O movimento permanente de incorporação e diferenciação de estilos de vida e visões de mundo distintas é característico da grande
cidade (Simmel 1971, 1968; Velho, 1980, 1994, 2010). No mesmo sentido, a vida cosmopolita oferece possibilidades e alternativas ao
indivíduo por meio das redes de pertencimento, sistemas de troca, mediações e trocas contínuas inscritas no contexto da cidade. O fluxo
entre fronteiras religiosas e reinterpretações das orientações institucionais admitem novas representações em termos de categorias
espaciais, sociais e étnicas. A utilização do espaço da cidade pelas diferentes religiões proporciona novas formas de percepção sobre o
fenômeno religioso, redefinindo as diversas formas de apropriação desse espaço por meio da experiência religiosa.

Os atores sociais estabelecem múltiplos vínculos e elaboram diferentes e criativos arranjos coletivos nos usos da cidade.

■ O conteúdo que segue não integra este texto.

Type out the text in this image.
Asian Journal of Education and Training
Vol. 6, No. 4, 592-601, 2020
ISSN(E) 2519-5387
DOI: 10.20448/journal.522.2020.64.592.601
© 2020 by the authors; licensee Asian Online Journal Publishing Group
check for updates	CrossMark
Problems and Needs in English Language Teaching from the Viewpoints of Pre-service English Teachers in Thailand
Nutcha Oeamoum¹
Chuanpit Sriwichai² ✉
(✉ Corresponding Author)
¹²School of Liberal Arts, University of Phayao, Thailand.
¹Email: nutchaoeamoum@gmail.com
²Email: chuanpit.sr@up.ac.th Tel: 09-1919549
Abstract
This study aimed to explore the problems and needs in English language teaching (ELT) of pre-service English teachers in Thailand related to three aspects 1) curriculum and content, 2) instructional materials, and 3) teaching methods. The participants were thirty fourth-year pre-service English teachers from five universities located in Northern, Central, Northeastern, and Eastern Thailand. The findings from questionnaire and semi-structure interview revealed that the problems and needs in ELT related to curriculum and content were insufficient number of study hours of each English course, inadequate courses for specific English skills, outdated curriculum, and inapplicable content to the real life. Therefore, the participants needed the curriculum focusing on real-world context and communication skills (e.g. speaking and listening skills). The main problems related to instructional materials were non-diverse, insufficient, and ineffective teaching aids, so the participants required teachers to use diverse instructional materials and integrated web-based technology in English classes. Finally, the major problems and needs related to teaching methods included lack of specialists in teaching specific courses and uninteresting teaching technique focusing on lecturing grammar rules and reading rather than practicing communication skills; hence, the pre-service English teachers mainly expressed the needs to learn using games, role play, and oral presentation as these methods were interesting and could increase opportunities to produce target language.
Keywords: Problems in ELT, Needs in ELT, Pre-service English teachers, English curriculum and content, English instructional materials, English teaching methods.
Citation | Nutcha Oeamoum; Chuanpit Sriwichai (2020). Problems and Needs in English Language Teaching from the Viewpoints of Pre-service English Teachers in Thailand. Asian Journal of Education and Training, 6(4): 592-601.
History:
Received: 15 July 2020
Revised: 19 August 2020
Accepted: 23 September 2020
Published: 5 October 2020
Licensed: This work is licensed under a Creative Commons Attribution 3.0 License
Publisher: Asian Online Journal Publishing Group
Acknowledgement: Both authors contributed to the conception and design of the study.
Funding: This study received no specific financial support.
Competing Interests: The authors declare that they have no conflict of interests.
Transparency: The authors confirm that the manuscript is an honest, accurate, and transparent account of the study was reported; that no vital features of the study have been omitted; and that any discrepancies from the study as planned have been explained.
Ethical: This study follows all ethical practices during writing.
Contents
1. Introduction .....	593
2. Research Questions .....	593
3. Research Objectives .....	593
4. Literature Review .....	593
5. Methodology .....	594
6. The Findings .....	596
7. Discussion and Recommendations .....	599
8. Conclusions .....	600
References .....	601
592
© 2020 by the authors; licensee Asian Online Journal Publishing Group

Terreiros que
antes pareciam muito distantes, hoje parecem bem próximos. No trabalho de campo que realizávamos na década de 1970 e 1980 havia
uma distância muito grande entre pesquisadores e pesquisados, distância física e social. Hoje, a ida a algum terreiro da Baixada
Fluminense não parece tão distante. A cidade era imaginada como espacialmente distante e diversa. A questão da autenticidade estava
nesse “outro” distante. Mas hoje talvez ela não esteja precisamente em lugar algum. A fonte da autenticidade pode estar ligada aos
registros dos terreiros; mas pode ser construída também pelos próprios participantes das religiões e de sua rede de sociabilidade.

Como procurei demonstrar, as diferenças entre as várias religiões na cidade podem ser percebidas tanto no aspecto da arquitetura de
suas igrejas, templos ou terreiros, quanto no aspecto de suas performances e rituais, e nas formas de autorrepresentação desses grupos.
As imagens que cada grupo religioso tem de si mesmo e dos outros acompanham as transformações da cidade.

* Marcia Contins é professora associada de Antropologia do PPCIS/Uerj e pesquisadora do CNPq. Doutora em Comunicação e Cultura
(UFRJ), mestre em Antropologia Social (MN/UFRJ), publicou Lideranças negras (Aeroplano, 2005) e “O caso da pomba gira: reflexões sobre
crime, possessão e imagem feminina” (Ideias e Letras, 2009).

[1] Aproximo a definição de “circuitos urbanos”  da noção de “fluxos” em Hannerz (1980), e com isso  pretendo destacar os aspectos de
permanente deslocamento e circulação desses indivíduos e grupos.